Além disso, podemos observar um forte crescimento dos domicílios de uso ocasional na última década (Tabela 3). Dessa forma, o aumento dos domicílios que ocorreu entre 2010 e 2022 na Baia da Ilha Grande é relacionado, em grande parte, ao fortalecimento atividade turística. Em Paraty, onde a expansão imobiliária foi particularmente forte, o aumento dos domicílios de uso ocasional foi de 142,1%, sua proporção passando de 19,1% em 2010 a 28,8% em 2022. Essa tendência não é restrita à região, pois os domicílios de uso ocasional aumentaram de 6,2% em 2010 a 13,1% em 2022 no Estado do Rio de Janeiro (+162,1%). Em Angra dos Reis, é o aumento dos domicílios vagos que se destaca (+129,3), cuja proporção passou de 7,1% a 12,5% entre 2010 e 2022. A crise econômica que afetou particularmente o município e a diminuição da população durante a última década poderiam explicar esse resultado. No entanto, ainda é necessário aguardar a divulgação de dados mais completas do censo para ter maior clareza.

 

Tabela 3: Taxas de crescimento dos domicílios não ocupados na Baía da Ilha grande, 2010-2022. Fonte: IBGE, Censo 2022.

 

 

Conclusão

Os primeiros dados do Censo 2022 trazem informações interessantes sobre a Baía da Ilha Grande e sua evolução na última década, que possam ser a base da elaboração e implementação de políticas públicas de gestão e planejamento do território.

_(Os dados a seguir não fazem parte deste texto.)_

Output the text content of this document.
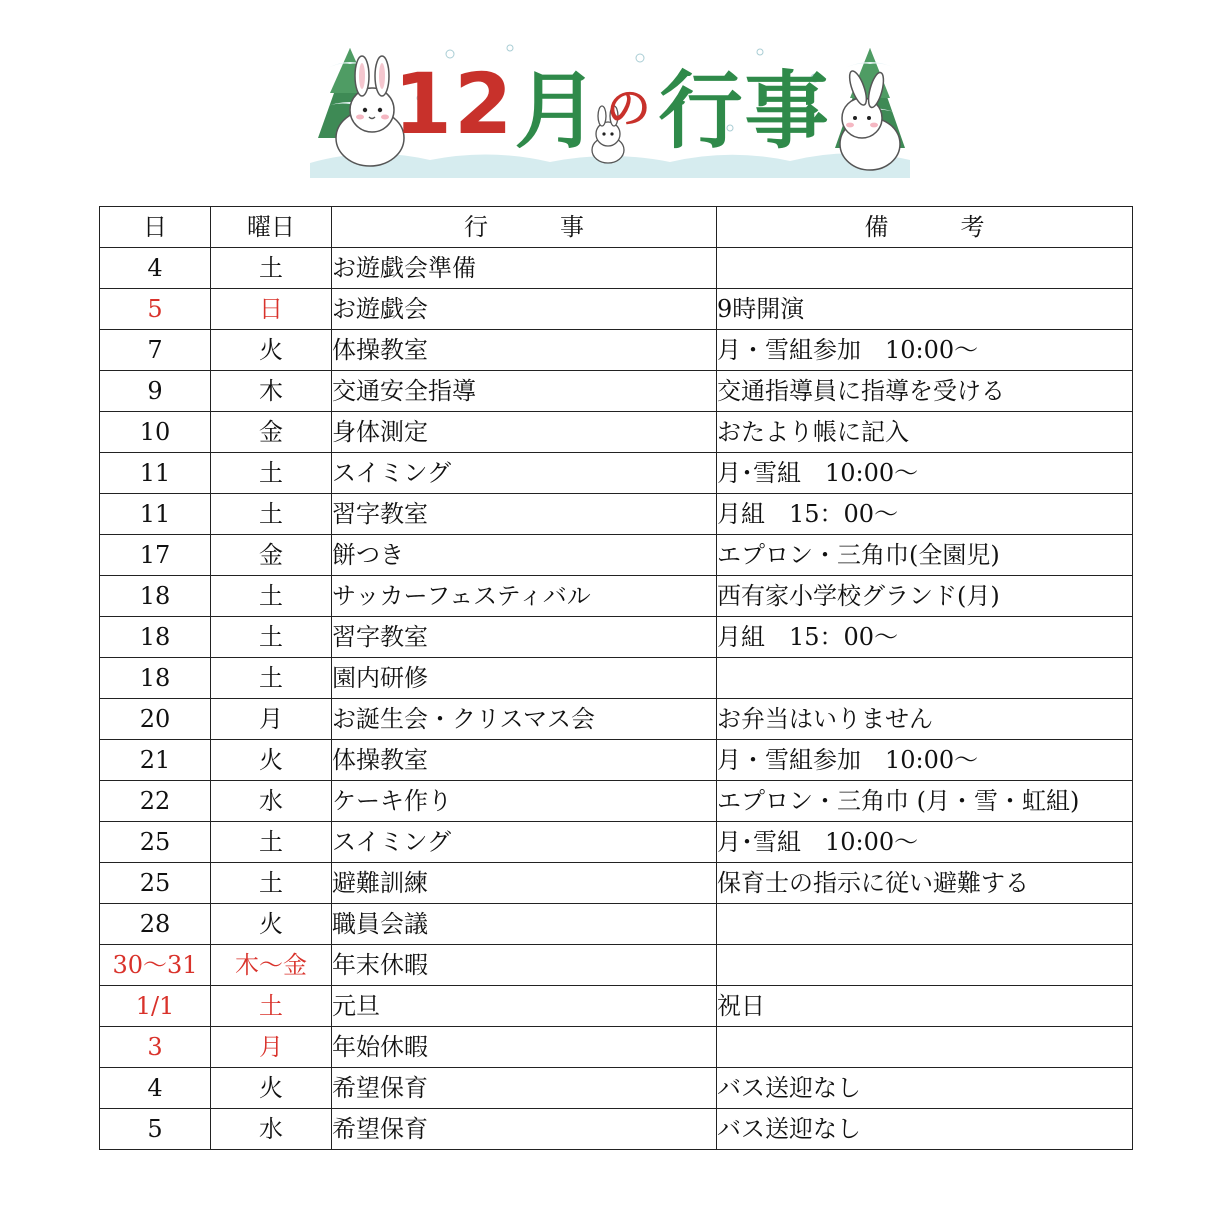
12 月 の 行事
日	曜日	行　　　事	備　　　考
4	土	お遊戯会準備	
5	日	お遊戯会	9時開演
7	火	体操教室	月・雪組参加　10:00〜
9	木	交通安全指導	交通指導員に指導を受ける
10	金	身体測定	おたより帳に記入
11	土	スイミング	月･雪組　10:00〜
11	土	習字教室	月組　15：00〜
17	金	餅つき	エプロン・三角巾(全園児)
18	土	サッカーフェスティバル	西有家小学校グランド(月)
18	土	習字教室	月組　15：00〜
18	土	園内研修	
20	月	お誕生会・クリスマス会	お弁当はいりません
21	火	体操教室	月・雪組参加　10:00〜
22	水	ケーキ作り	エプロン・三角巾 (月・雪・虹組)
25	土	スイミング	月･雪組　10:00〜
25	土	避難訓練	保育士の指示に従い避難する
28	火	職員会議	
30〜31	木〜金	年末休暇	
1/1	土	元旦	祝日
3	月	年始休暇	
4	火	希望保育	バス送迎なし
5	水	希望保育	バス送迎なし
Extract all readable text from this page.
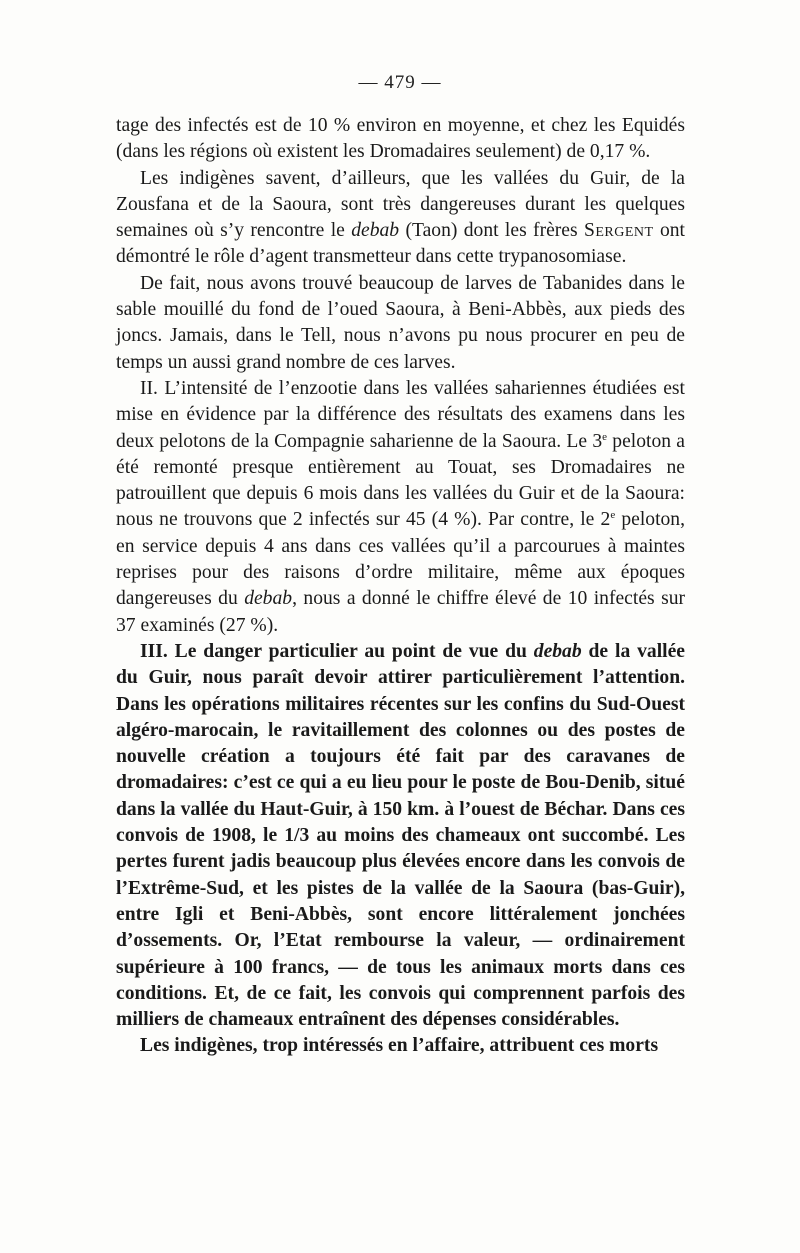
— 479 —

tage des infectés est de 10 % environ en moyenne, et chez les Equidés (dans les régions où existent les Dromadaires seulement) de 0,17 %.

Les indigènes savent, d’ailleurs, que les vallées du Guir, de la Zousfana et de la Saoura, sont très dangereuses durant les quelques semaines où s’y rencontre le debab (Taon) dont les frères Sergent ont démontré le rôle d’agent transmetteur dans cette trypanosomiase.

De fait, nous avons trouvé beaucoup de larves de Tabanides dans le sable mouillé du fond de l’oued Saoura, à Beni-Abbès, aux pieds des joncs. Jamais, dans le Tell, nous n’avons pu nous procurer en peu de temps un aussi grand nombre de ces larves.

II. L’intensité de l’enzootie dans les vallées sahariennes étudiées est mise en évidence par la différence des résultats des examens dans les deux pelotons de la Compagnie saharienne de la Saoura. Le 3e peloton a été remonté presque entièrement au Touat, ses Dromadaires ne patrouillent que depuis 6 mois dans les vallées du Guir et de la Saoura: nous ne trouvons que 2 infectés sur 45 (4 %). Par contre, le 2e peloton, en service depuis 4 ans dans ces vallées qu’il a parcourues à maintes reprises pour des raisons d’ordre militaire, même aux époques dangereuses du debab, nous a donné le chiffre élevé de 10 infectés sur 37 examinés (27 %).

III. Le danger particulier au point de vue du debab de la vallée du Guir, nous paraît devoir attirer particulièrement l’attention. Dans les opérations militaires récentes sur les confins du Sud-Ouest algéro-marocain, le ravitaillement des colonnes ou des postes de nouvelle création a toujours été fait par des caravanes de dromadaires: c’est ce qui a eu lieu pour le poste de Bou-Denib, situé dans la vallée du Haut-Guir, à 150 km. à l’ouest de Béchar. Dans ces convois de 1908, le 1/3 au moins des chameaux ont succombé. Les pertes furent jadis beaucoup plus élevées encore dans les convois de l’Extrême-Sud, et les pistes de la vallée de la Saoura (bas-Guir), entre Igli et Beni-Abbès, sont encore littéralement jonchées d’ossements. Or, l’Etat rembourse la valeur, — ordinairement supérieure à 100 francs, — de tous les animaux morts dans ces conditions. Et, de ce fait, les convois qui comprennent parfois des milliers de chameaux entraînent des dépenses considérables.

Les indigènes, trop intéressés en l’affaire, attribuent ces morts
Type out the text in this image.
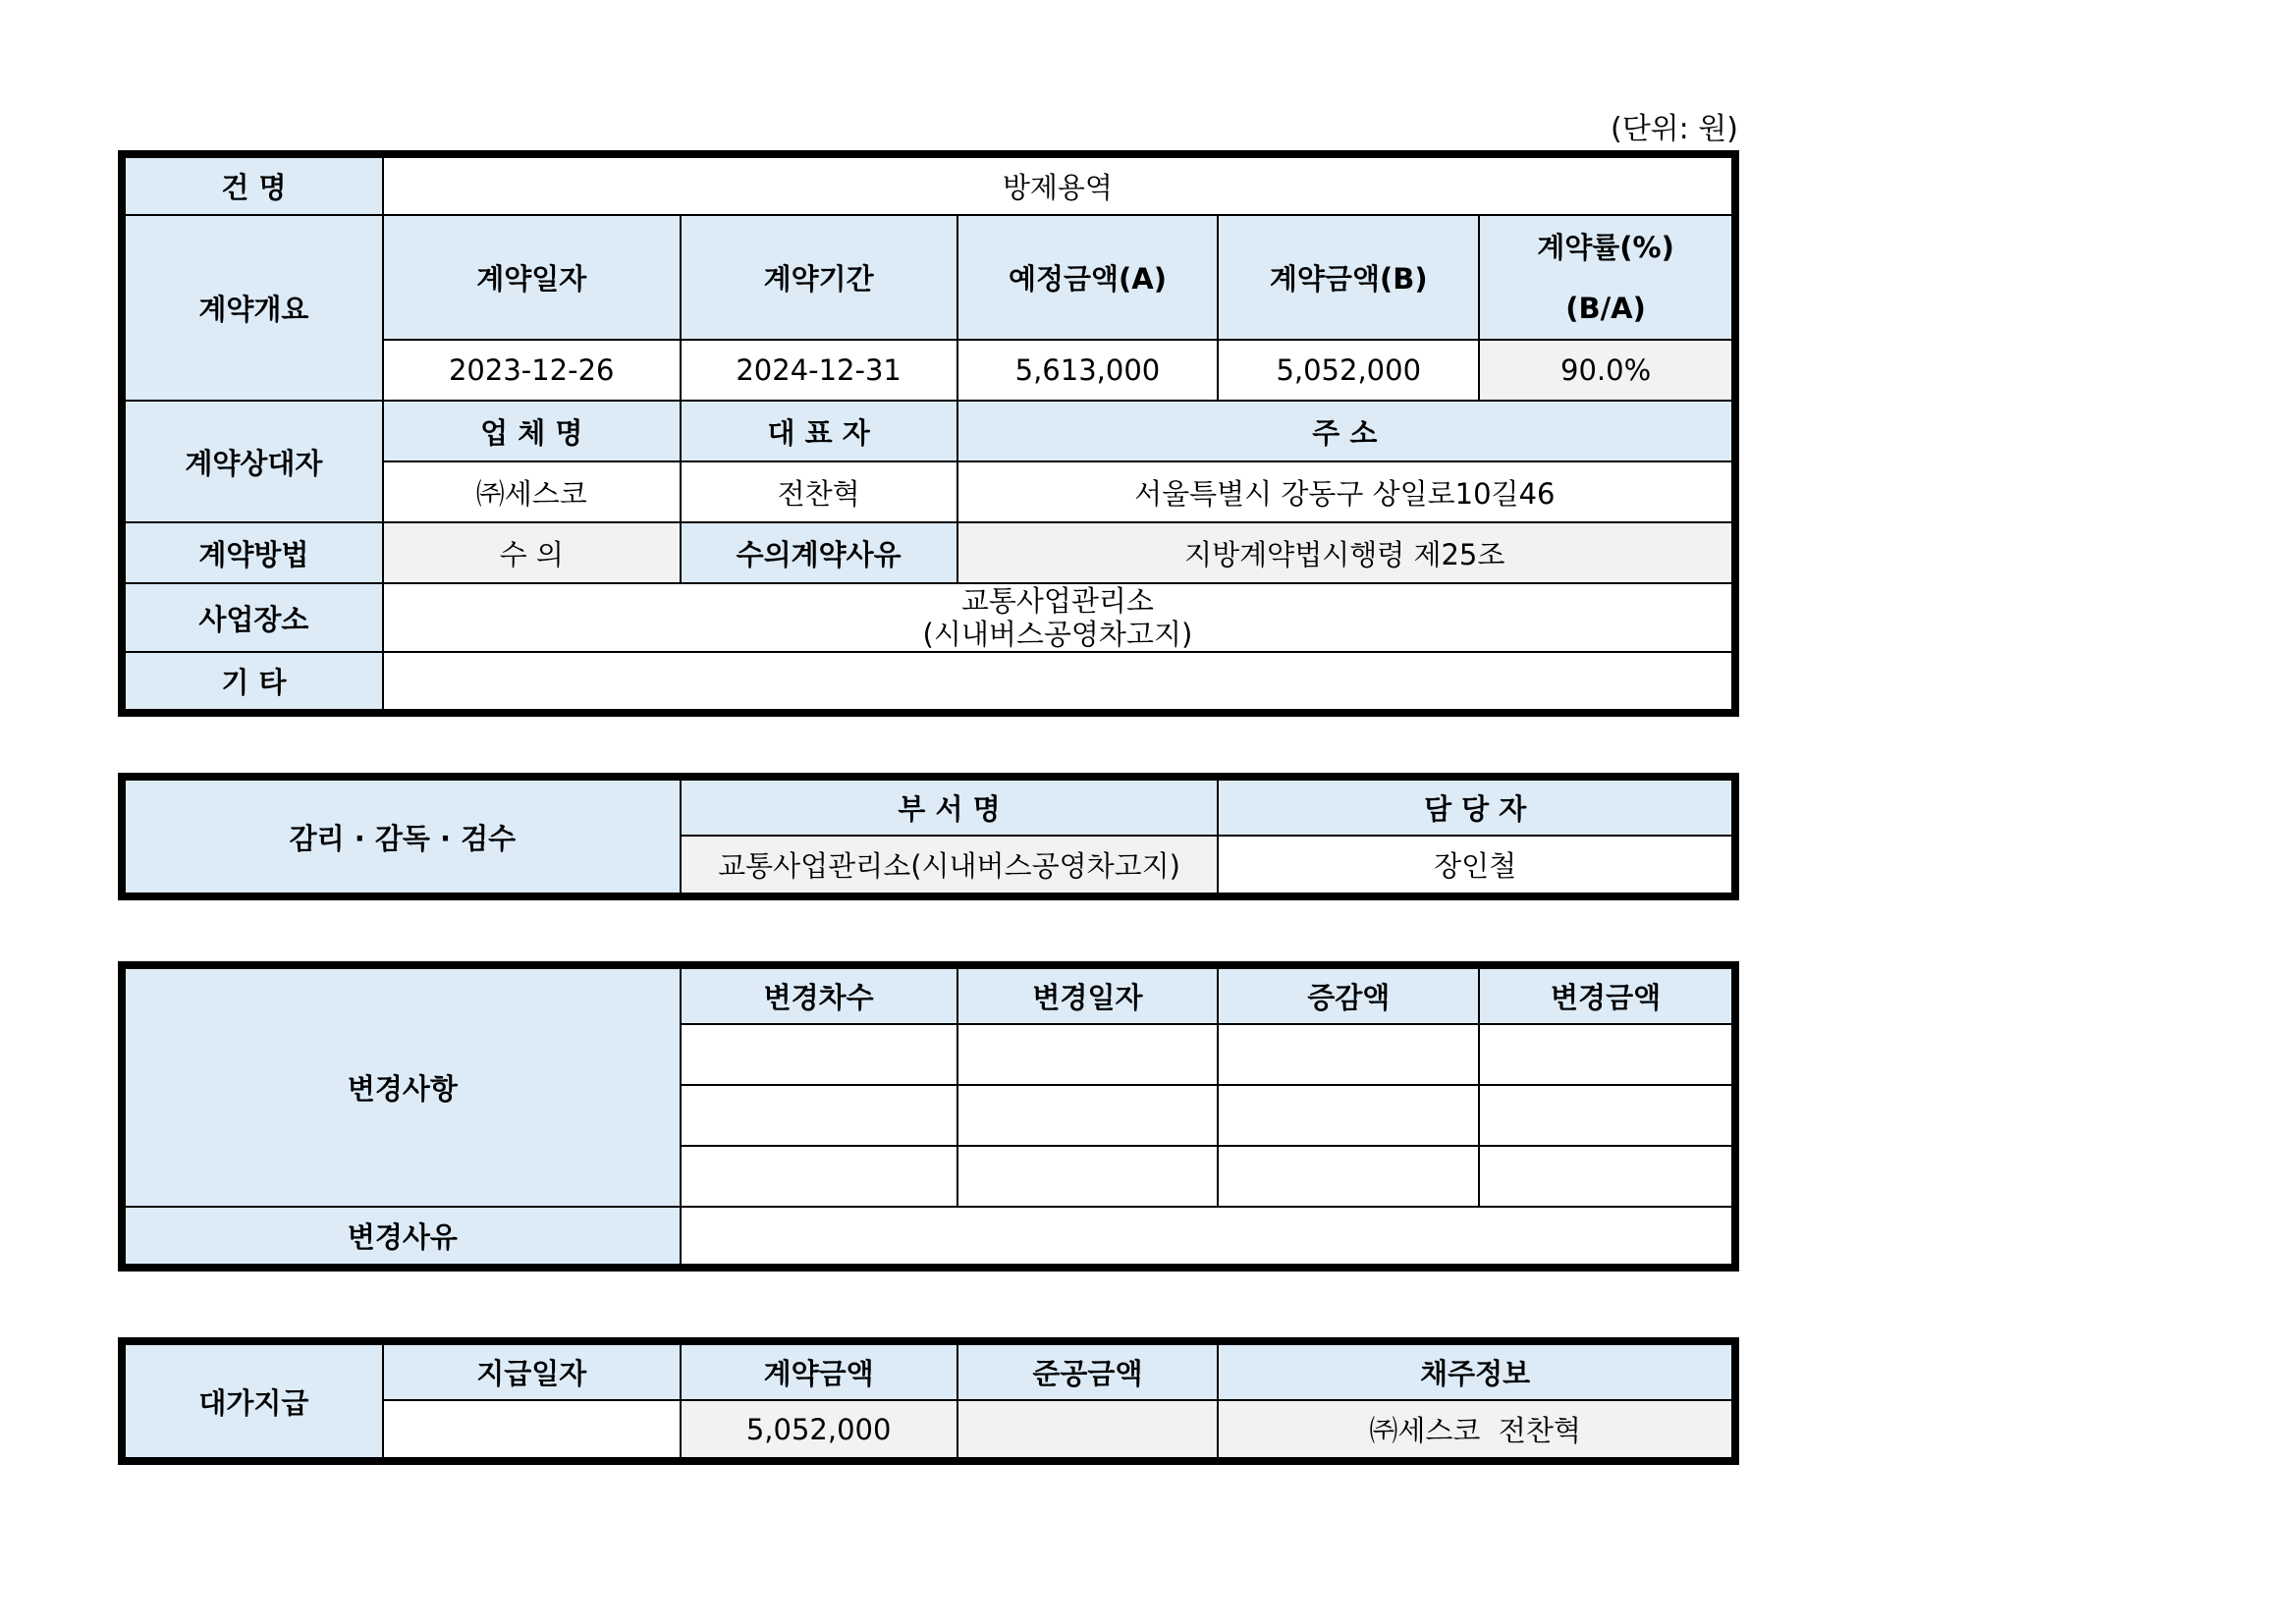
(단위: 원)
건 명	방제용역				
계약개요	계약일자	계약기간	예정금액(A)	계약금액(B)	계약률(%)
(B/A)

	2023-12-26	2024-12-31	5,613,000	5,052,000	90.0%
계약상대자	업 체 명	대 표 자	주 소		
	㈜세스코	전찬혁	서울특별시 강동구 상일로10길46		
계약방법	수 의	수의계약사유	지방계약법시행령 제25조		
사업장소	교통사업관리소
(시내버스공영차고지)				

기 타					
감리 · 감독 · 검수	부 서 명	담 당 자
	교통사업관리소(시내버스공영차고지)	장인철
변경사항	변경차수	변경일자	증감액	변경금액

변경사유				
대가지급	지급일자	계약금액	준공금액	채주정보
		5,052,000		㈜세스코  전찬혁
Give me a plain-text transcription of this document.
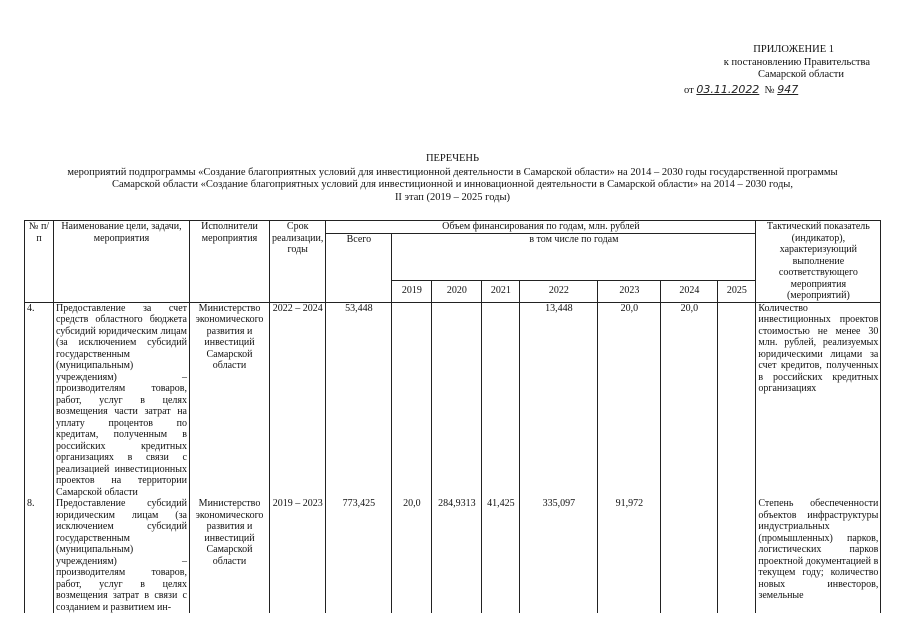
ПРИЛОЖЕНИЕ 1
к постановлению Правительства
Самарской области
от 03.11.2022 № 947
ПЕРЕЧЕНЬ
мероприятий подпрограммы «Создание благоприятных условий для инвестиционной деятельности в Самарской области» на 2014 – 2030 годы государственной программы
Самарской области «Создание благоприятных условий для инвестиционной и инновационной деятельности в Самарской области» на 2014 – 2030 годы,
II этап (2019 – 2025 годы)
№ п/п	Наименование цели, задачи, мероприятия	Исполнители мероприятия	Срок реализации, годы	Объем финансирования по годам, млн. рублей								Тактический показатель (индикатор), характеризующий выполнение соответствующего мероприятия (мероприятий)
				Всего	в том числе по годам							
					2019	2020	2021	2022	2023	2024	2025	
4.	Предоставление за счет средств областного бюджета субсидий юридическим лицам (за исключением субсидий государственным (муниципальным) учреждениям) – производителям товаров, работ, услуг в целях возмещения части затрат на уплату процентов по кредитам, полученным в российских кредитных организациях в связи с реализацией инвестиционных проектов на территории Самарской области	Министерство экономического развития и инвестиций Самарской области	2022 – 2024	53,448				13,448	20,0	20,0		Количество инвестиционных проектов стоимостью не менее 30 млн. рублей, реализуемых юридическими лицами за счет кредитов, полученных в российских кредитных организациях
8.	Предоставление субсидий юридическим лицам (за исключением субсидий государственным (муниципальным) учреждениям) – производителям товаров, работ, услуг в целях возмещения затрат в связи с созданием и развитием ин-	Министерство экономического развития и инвестиций Самарской области	2019 – 2023	773,425	20,0	284,9313	41,425	335,097	91,972			Степень обеспеченности объектов инфраструктуры индустриальных (промышленных) парков, логистических парков проектной документацией в текущем году; количество новых инвесторов, земельные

Dentro das principais conclusões, podemos destacar a diminuição da população de Angra dos Reis que constitui uma ruptura na trajetória da cidade em relação a décadas de crescimento demográfico intenso. Ao contrário, Paraty experimentou um aumento significativo da sua população, classificando-se como um dos municípios do estado que mais cresceu nos últimos 12 anos. Outro resultado a salientar é o peso dos domicílios de uso ocasional (segunda residência, casa de veraneio, etc.), responsáveis em grande parte da expansão imobiliária na região, e que vem evidenciar o impacto significativo do turismo na dinâmica territorial da Baia da Ilha Grande. O caso de Mangaratiba é particularmente esclarecedor sobre esse aspecto.

Resta esperar a divulgação dos dados detalhados do Censo Demográfico 2022 que serão indispensáveis para melhor compreensão das evoluções observadas e para afinar as analises.

 

*Agrademos a professora Monika Richter pelos comentários sobre uma primeira versão desse texto. Os resultados apresentados contaram com a participação do bolsista e graduando em geografia Diego Sousa.